What Chandigarh furniture proves about authorship
The Chandigarh corpus is the cleanest available test case for one of the longest-running questions in twentieth-century design: how much of a building’s furniture programme is the work of the lead architect, and how much is the work of the supervising studio. Le Corbusier’s name is on the Capitol Complex; Pierre Jeanneret’s name is on the furniture. The split is unusually clean — Le Corbusier visited, Jeanneret lived there — and the auction market has, over twenty years, ratified it by treating the furniture as Jeanneret’s work and pricing it on the strength of his individual authorship rather than as Capitol Complex memorabilia.
This is a useful corrective to the way the LC series is still discussed. The LC2 is usually described as a Le Corbusier chair. It is, in fact, a piece designed by three people in close collaboration over roughly eighteen months in 1928. The Chandigarh furniture lets us read the LC series more carefully: in the committee chair we can see what Jeanneret was capable of producing alone, and therefore form a better-grounded estimate of what he was contributing in the rue de Sèvres years. The committee chair is not the LC2 in teak — it is a different chair entirely — but it is recognisably the work of someone who had also drawn the LC2, and that recognisability is the basis on which the question of LC attribution can be sharpened beyond the catalogue line.

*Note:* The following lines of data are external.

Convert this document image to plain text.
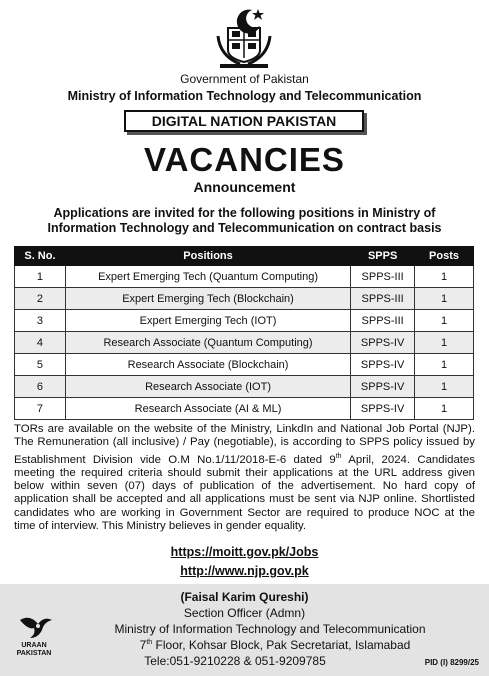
Government of Pakistan
Ministry of Information Technology and Telecommunication
DIGITAL NATION PAKISTAN
VACANCIES
Announcement
Applications are invited for the following positions in Ministry of Information Technology and Telecommunication on contract basis
S. No.	Positions	SPPS	Posts
1	Expert Emerging Tech (Quantum Computing)	SPPS-III	1
2	Expert Emerging Tech (Blockchain)	SPPS-III	1
3	Expert Emerging Tech (IOT)	SPPS-III	1
4	Research Associate (Quantum Computing)	SPPS-IV	1
5	Research Associate (Blockchain)	SPPS-IV	1
6	Research Associate (IOT)	SPPS-IV	1
7	Research Associate (AI & ML)	SPPS-IV	1
TORs are available on the website of the Ministry, LinkdIn and National Job Portal (NJP). The Remuneration (all inclusive) / Pay (negotiable), is according to SPPS policy issued by Establishment Division vide O.M No.1/11/2018-E-6 dated 9th April, 2024. Candidates meeting the required criteria should submit their applications at the URL address given below within seven (07) days of publication of the advertisement. No hard copy of application shall be accepted and all applications must be sent via NJP online. Shortlisted candidates who are working in Government Sector are required to produce NOC at the time of interview. This Ministry believes in gender equality.
https://moitt.gov.pk/Jobs
http://www.njp.gov.pk
URAAN
PAKISTAN
(Faisal Karim Qureshi)
Section Officer (Admn)
Ministry of Information Technology and Telecommunication
7th Floor, Kohsar Block, Pak Secretariat, Islamabad
Tele:051-9210228 & 051-9209785	PID (I) 8299/25
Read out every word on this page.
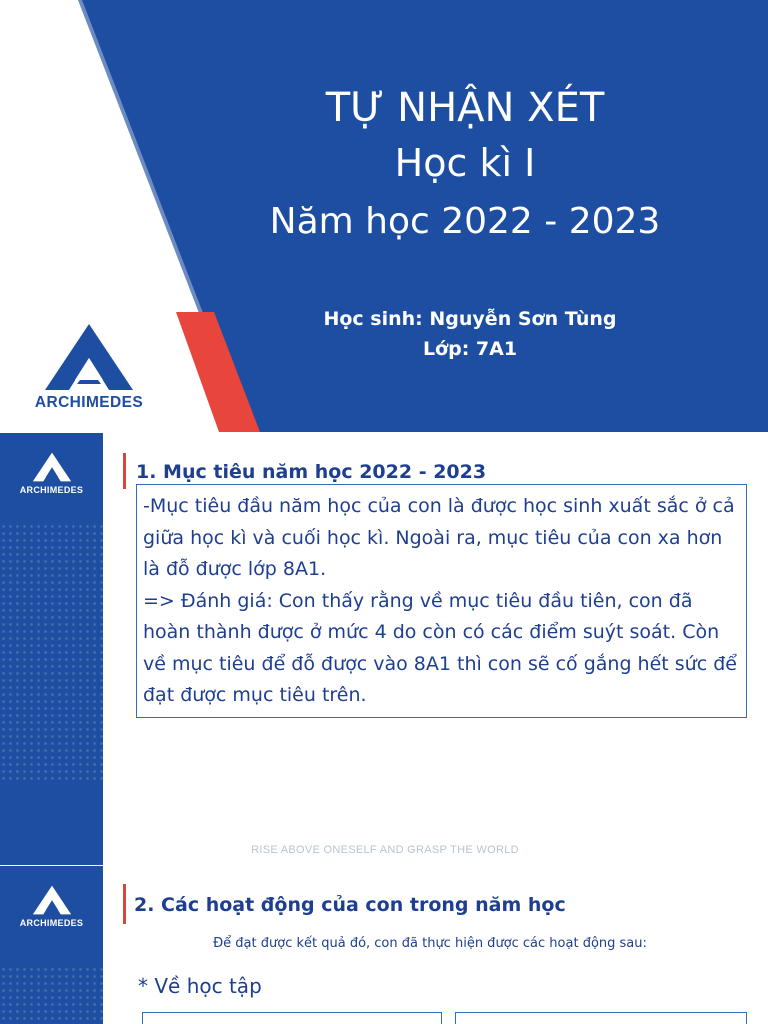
RISE ABOVE ONESELF AND GRASP THE WORLD
ARCHIMEDES
TỰ NHẬN XÉT
Học kì I
Năm học 2022 - 2023
Học sinh: Nguyễn Sơn Tùng
Lớp: 7A1
ARCHIMEDES
1. Mục tiêu năm học 2022 - 2023

-Mục tiêu đầu năm học của con là được học sinh xuất sắc ở cả giữa học kì và cuối học kì. Ngoài ra, mục tiêu của con xa hơn là đỗ được lớp 8A1.

=> Đánh giá: Con thấy rằng về mục tiêu đầu tiên, con đã hoàn thành được ở mức 4 do còn có các điểm suýt soát. Còn về mục tiêu để đỗ được vào 8A1 thì con sẽ cố gắng hết sức để đạt được mục tiêu trên.

RISE ABOVE ONESELF AND GRASP THE WORLD
ARCHIMEDES
2. Các hoạt động của con trong năm học
Để đạt được kết quả đó, con đã thực hiện được các hoạt động sau:
* Về học tập
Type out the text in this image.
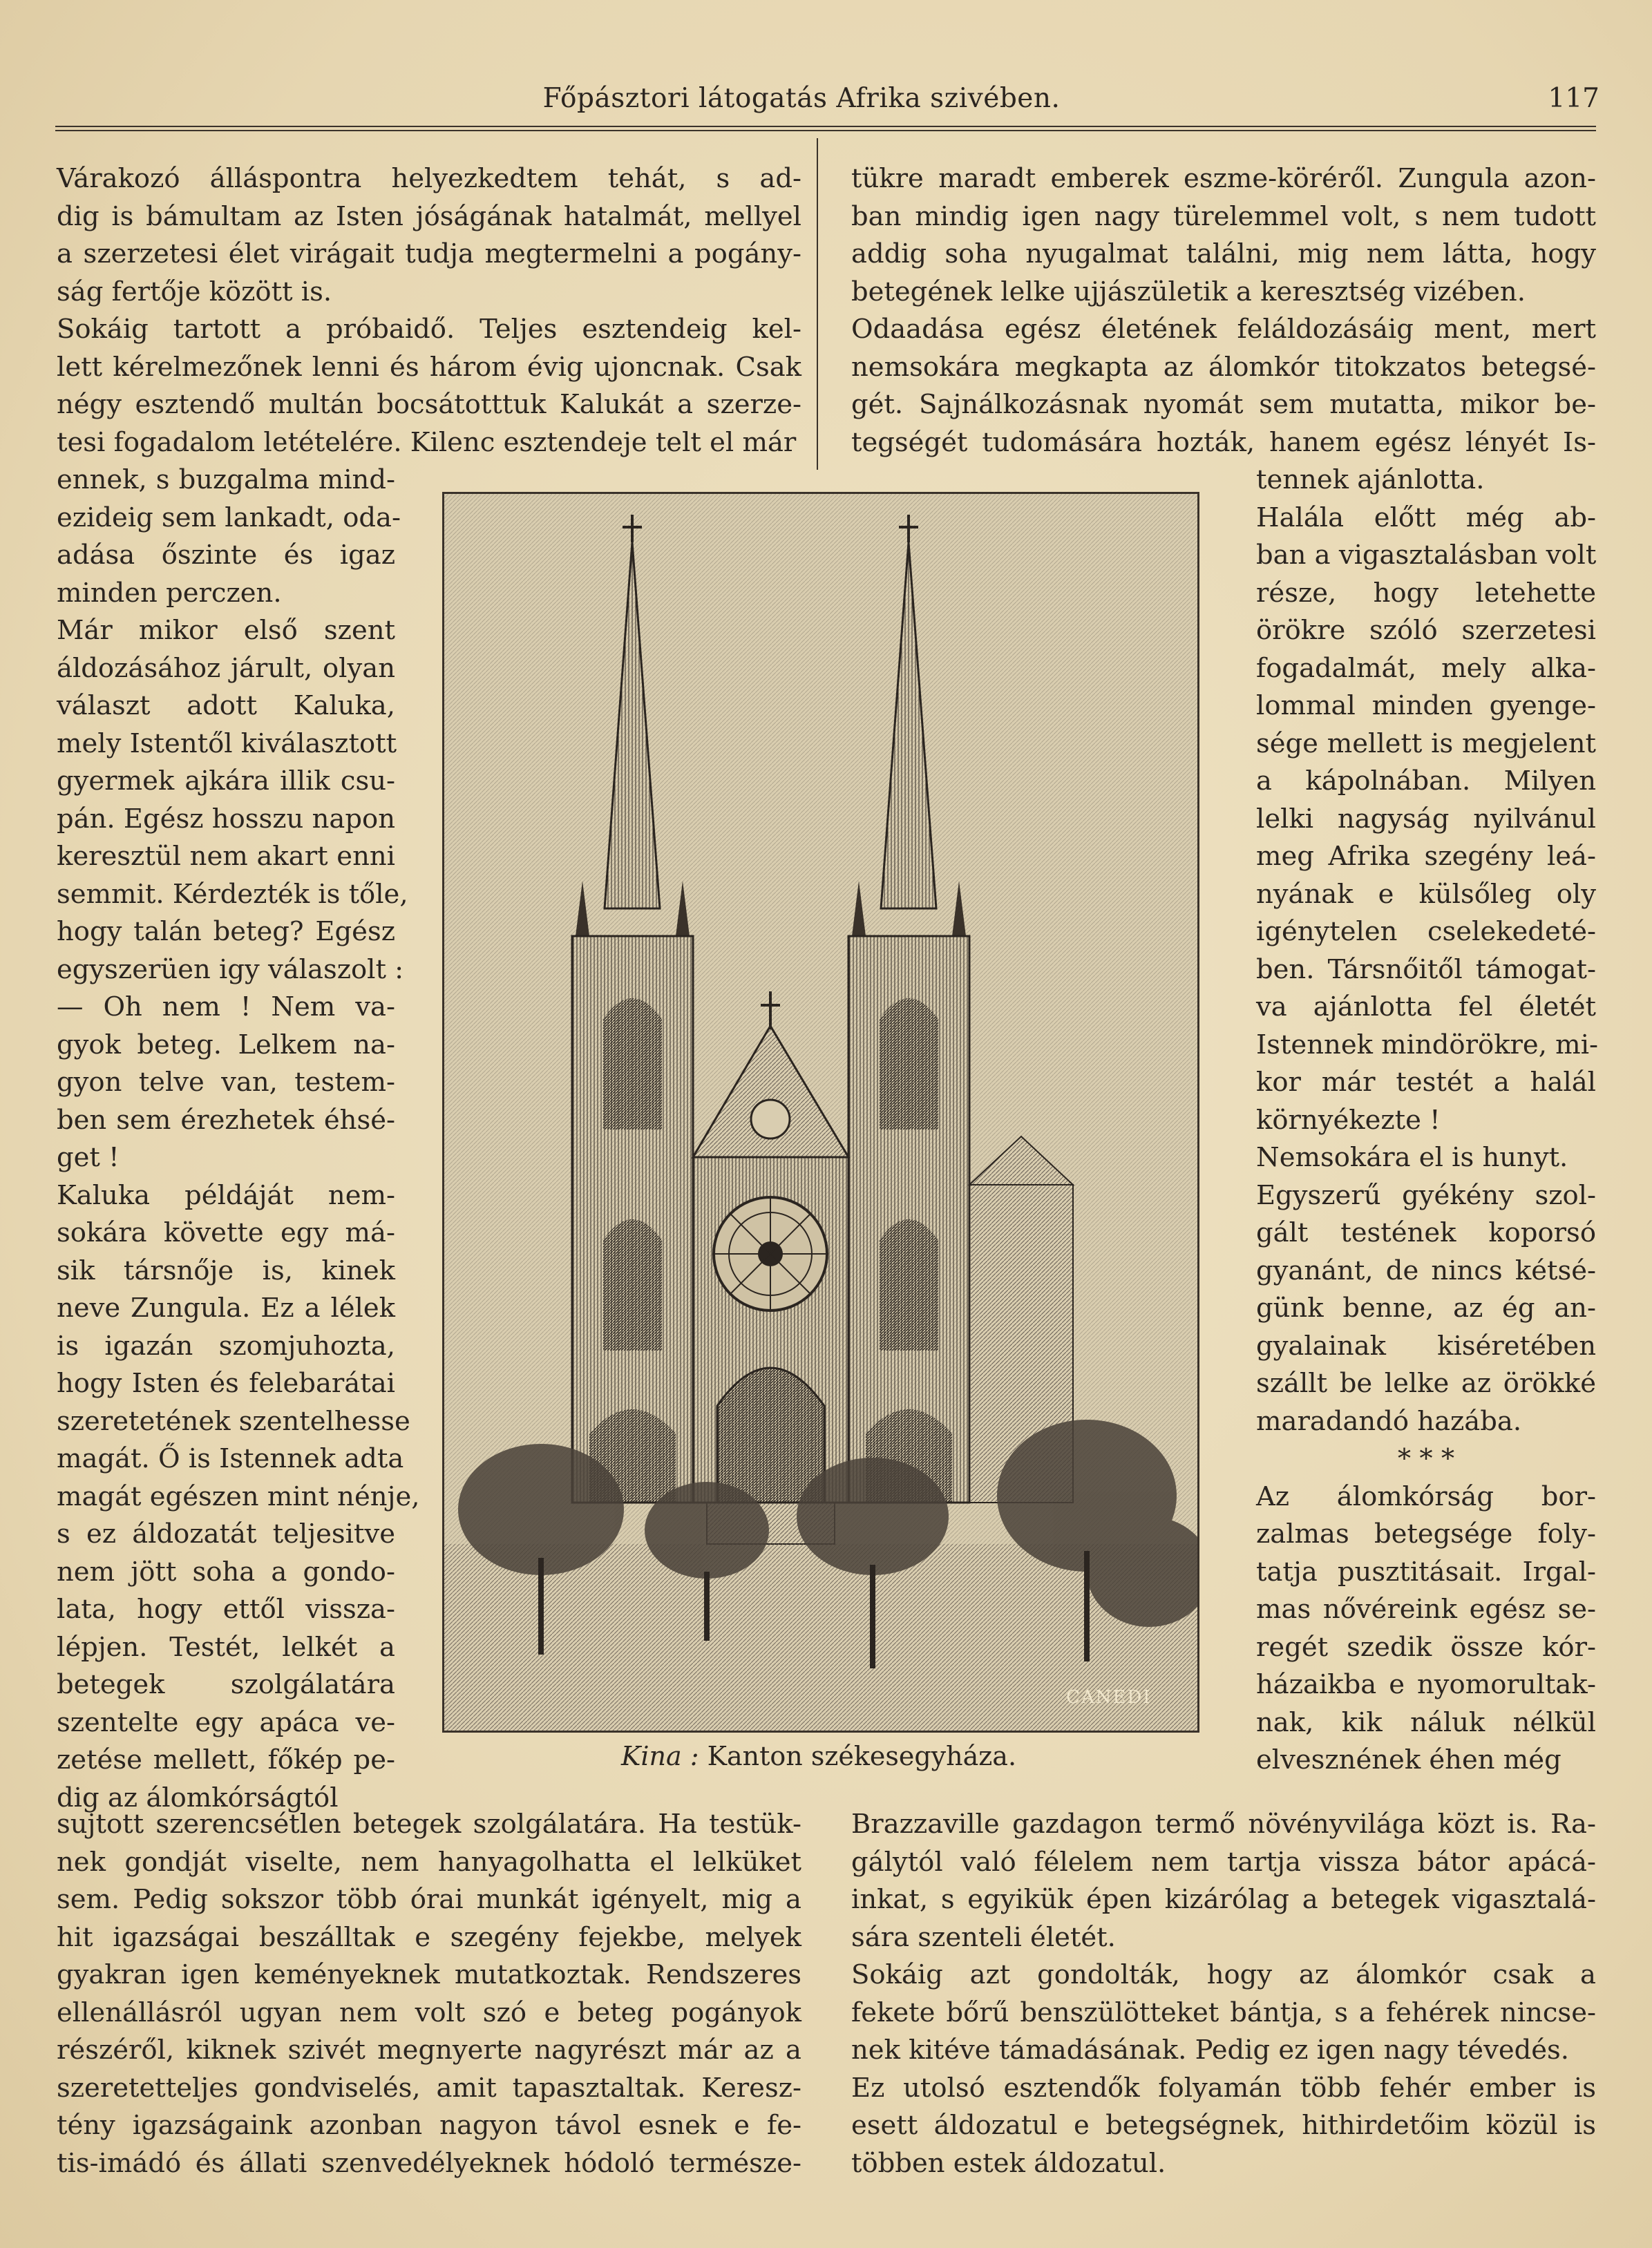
Főpásztori látogatás Afrika szivében.	117
Várakozó álláspontra helyezkedtem tehát, s ad-
dig is bámultam az Isten jóságának hatalmát, mellyel
a szerzetesi élet virágait tudja megtermelni a pogány-
ság fertője között is.
Sokáig tartott a próbaidő. Teljes esztendeig kel-
lett kérelmezőnek lenni és három évig ujoncnak. Csak
négy esztendő multán bocsátotttuk Kalukát a szerze-
tesi fogadalom letételére. Kilenc esztendeje telt el már
ennek, s buzgalma mind-
ezideig sem lankadt, oda-
adása őszinte és igaz
minden perczen.
Már mikor első szent
áldozásához járult, olyan
választ adott Kaluka,
mely Istentől kiválasztott
gyermek ajkára illik csu-
pán. Egész hosszu napon
keresztül nem akart enni
semmit. Kérdezték is tőle,
hogy talán beteg? Egész
egyszerüen igy válaszolt :
— Oh nem ! Nem va-
gyok beteg. Lelkem na-
gyon telve van, testem-
ben sem érezhetek éhsé-
get !
Kaluka példáját nem-
sokára követte egy má-
sik társnője is, kinek
neve Zungula. Ez a lélek
is igazán szomjuhozta,
hogy Isten és felebarátai
szeretetének szentelhesse
magát. Ő is Istennek adta
magát egészen mint nénje,
s ez áldozatát teljesitve
nem jött soha a gondo-
lata, hogy ettől vissza-
lépjen. Testét, lelkét a
betegek szolgálatára
szentelte egy apáca ve-
zetése mellett, főkép pe-
dig az álomkórságtól
tükre maradt emberek eszme-köréről. Zungula azon-
ban mindig igen nagy türelemmel volt, s nem tudott
addig soha nyugalmat találni, mig nem látta, hogy
betegének lelke ujjászületik a keresztség vizében.
Odaadása egész életének feláldozásáig ment, mert
nemsokára megkapta az álomkór titokzatos betegsé-
gét. Sajnálkozásnak nyomát sem mutatta, mikor be-
tegségét tudomására hozták, hanem egész lényét Is-
tennek ajánlotta.
Halála előtt még ab-
ban a vigasztalásban volt
része, hogy letehette
örökre szóló szerzetesi
fogadalmát, mely alka-
lommal minden gyenge-
sége mellett is megjelent
a kápolnában. Milyen
lelki nagyság nyilvánul
meg Afrika szegény leá-
nyának e külsőleg oly
igénytelen cselekedeté-
ben. Társnőitől támogat-
va ajánlotta fel életét
Istennek mindörökre, mi-
kor már testét a halál
környékezte !
Nemsokára el is hunyt.
Egyszerű gyékény szol-
gált testének koporsó
gyanánt, de nincs kétsé-
günk benne, az ég an-
gyalainak kiséretében
szállt be lelke az örökké
maradandó hazába.
* * *
Az álomkórság bor-
zalmas betegsége foly-
tatja pusztitásait. Irgal-
mas nővéreink egész se-
regét szedik össze kór-
házaikba e nyomorultak-
nak, kik náluk nélkül
elvesznének éhen még
sujtott szerencsétlen betegek szolgálatára. Ha testük-
nek gondját viselte, nem hanyagolhatta el lelküket
sem. Pedig sokszor több órai munkát igényelt, mig a
hit igazságai beszálltak e szegény fejekbe, melyek
gyakran igen keményeknek mutatkoztak. Rendszeres
ellenállásról ugyan nem volt szó e beteg pogányok
részéről, kiknek szivét megnyerte nagyrészt már az a
szeretetteljes gondviselés, amit tapasztaltak. Keresz-
tény igazságaink azonban nagyon távol esnek e fe-
tis-imádó és állati szenvedélyeknek hódoló természe-
Brazzaville gazdagon termő növényvilága közt is. Ra-
gálytól való félelem nem tartja vissza bátor apácá-
inkat, s egyikük épen kizárólag a betegek vigasztalá-
sára szenteli életét.
Sokáig azt gondolták, hogy az álomkór csak a
fekete bőrű benszülötteket bántja, s a fehérek nincse-
nek kitéve támadásának. Pedig ez igen nagy tévedés.
Ez utolsó esztendők folyamán több fehér ember is
esett áldozatul e betegségnek, hithirdetőim közül is
többen estek áldozatul.
CANEDI
Kina : Kanton székesegyháza.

The same point holds for the Capitol Complex itself. The High Court is signed Le Corbusier and is rightly regarded as one of the great civic buildings of the twentieth century. But the High Court was, on a daily operational basis, supervised, executed, and finished by Jeanneret. The relationship between the building and its furniture is two phases of the same authorial collaboration: Le Corbusier draws the envelope; Jeanneret draws the inhabitation. To collect a Jeanneret committee chair without thinking about the High Court is to under-read the chair. To visit the High Court without thinking about the chair is to under-read the building.
Coda
Pierre Jeanneret left Chandigarh in 1965, returned to Geneva, and died there in 1967, two years after his cousin. His ashes were returned to Chandigarh at his own request and scattered, by his wishes, in the Sukhna Lake at the foot of the Capitol Complex. The committee chairs in the High Court, the kangaroo lounges in the officer housing, the library chairs in the Panjab University reading rooms, and the demountable chairs in the schools and clinics remained in use, in many cases, into the 1990s. They were declared obsolete in batches, burnt in some cases in courtyard fires, extracted by a French dealer between 1999 and 2008, and have since 2007 been the subject of a continuous auction-market revaluation that has pushed authenticated pieces into five and six-figure dollar prices. Cassina, in Meda, has produced the LC series continuously since 1964, and produced the first volume of Le Corbusier Inediti this April. The two halves of Jeanneret’s life as a furniture designer — Paris in the late 1920s, Chandigarh in the 1950s and early 1960s — are now both fully readable, in the saleroom and on the showroom floor, for the first time since his death.